Electronic – arduino – Using Multiple Power Supplies with RGB Leds and Arduino

arduinoledpowerpower supply

I'm trying to control 3x 5m RGB LED strips using an Arduino Mega's PWM pins. Building off ladyada's tutorial: http://www.ladyada.net/products/rgbledstrip/. I created a 3×3 bank of N-channel mosfets, each being supplied by a seperate 12V, 5a power supply. As a diagram if each P is its own 12V DC power supply (P1 powering led strip 1, etc.) , and M is a mosfet:

    R  G  B

P1 – M -M -M (per mosfet: left leg pwm, middle leg to led rgb power strip, right leg ground)
P2 -M -M -M
P3 -M -M -M

I can't seem to get each row to be controlled by pwm when supplying power directing to the mosfets.

To test, I powered P1 with DC power and had the arduino plugged into USB. The colors remained fixed blue despite a script that was to cycle colors. When I powered the same row through the Vin and ground through the arduino, everything worked fine.

Why is this? Is there any way to power each row without utilizing the arduino Vin? Can I use 3 seperate power supplies and one Arduino Mega to do this? Or do I need to get 3 arduino unos or equivalents?

Thanks,
Michael

Here are two schematics. The first the arduino is plugged into a USB, and each bank of mosfets is connected to its own power source. The second the arduino Vin is powering one of the banks but not the other two.

(Because I'm a new user I can't upload photos, but they can be found here:
http://www.flickr.com/photos/80053489@N06/7165312673/
http://www.flickr.com/photos/80053489@N06/7165313015/

Best Answer

Do you have the DC supplies and Arduino grounds connected together? If not then any PWM from the Arduino will not work.
Most small plug type DC supplies are floating, so their grounds will not be connected to USB ground (of course the USB ground may be floating if e.g. on laptop battery)

As Russell mentioned a diagram of your connections would be useful.

Thanks for the diagrams:

Your problem is as stated above, you need to connect the grounds together.
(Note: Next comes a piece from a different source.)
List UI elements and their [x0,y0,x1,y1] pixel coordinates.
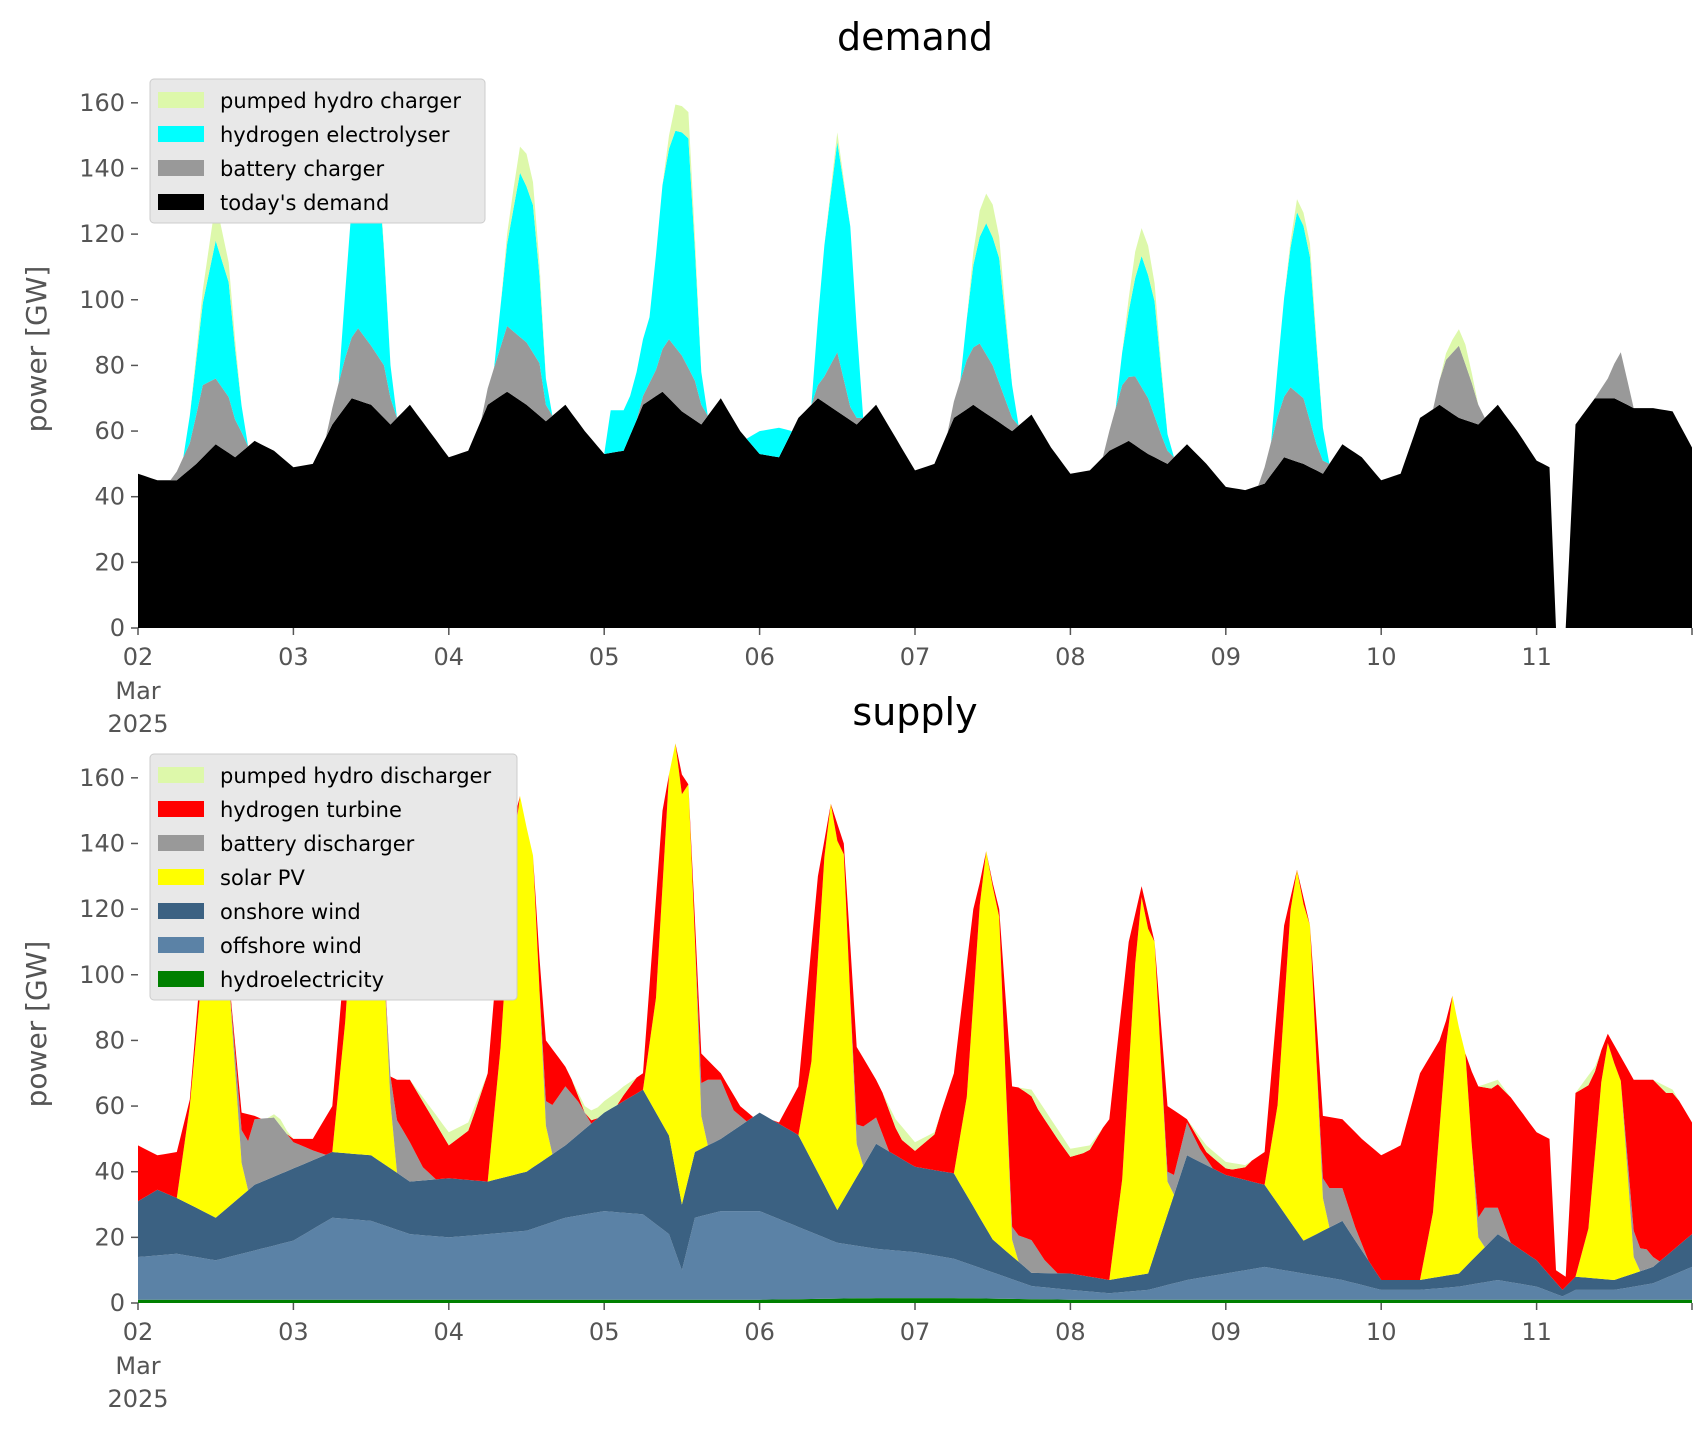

Otherwise, the Arduino PWM signal has no return path (remember a voltage is always relative to something) to Arduino ground since the grounds are not connected.
It's okay to connect all the grounds together (arduino and DC supplies)
The only time is isn't is in the very rare case where you might have a supply "ground" that is above earth ground relative to supply grounds (e.g. a 20 V supply with V+ at 50V and V- at 30V relative to earth/AC ground could not be connected to a 20V supply with V+ at 20V and V- at 0V)
If in doubt you can test for any voltage between the grounds with a multimeter (e.g. one probe to one ground, one to the other ground) but since most DC supplies are floating (not referenced to earth ground) then essentially the outputs are just like batteries.